Oreo, We Need To Talk

"Oreo? Oreo, look at me."


"Oreo, I'm serious. We need to talk."

"I don't want to."

"You know what this is about, don't you?"


"It doesn't pay to try to ignore me. I'm not going to go away."


"I think it's time you went on a diet. You know, start taking care of yourself. You're not getting any younger, you know."

"I don't want to."

"Well, I'm afraid you have no choice. I'm the one that feeds you after all."

"I don't care. I'll find other ways to get food. You can't stop me."

"Oh yes I can. I also think you need to start getting a little bit of exercise. All you do is lay around here like you own the place, hissing at anyone that dares to invade your space and disturb you."

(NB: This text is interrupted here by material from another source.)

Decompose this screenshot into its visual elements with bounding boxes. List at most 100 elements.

"I get plenty of exercise. I walk from here to my bowl twice a day, and I walk down the stairs to get to my litterbox. Why did you put my litterbox in the basement, anyway? You know I hate those damned stairs."

"That's not exercise. You barely break a sweat doing those things. If they weren't a necessity, you'd not do them at all. And for your information, smarty-pants, I moved your litterbox downstairs because it stinks."

"I take insult to that."

"It's true. Beside, it doesn't kill you to use the stairs since that seems to be the only exercise you get. You weigh 16lbs, for goodness sakes!"

"I hate that bathroom scale. I'm going to do something to it one night while you're sleeping. Cats are not meant to be weighed."

"I have no worries about that. You'd have to actually walk to the bathroom, and that never happens. The bathroom scale is safe."

"Fine, I'm going to poop in the middle of your bed when you're not looking."

"No worries there either. My bed is upstairs, someplace you never go for it's too much work."


"Dismiss me all you like, tomorrow, we diet."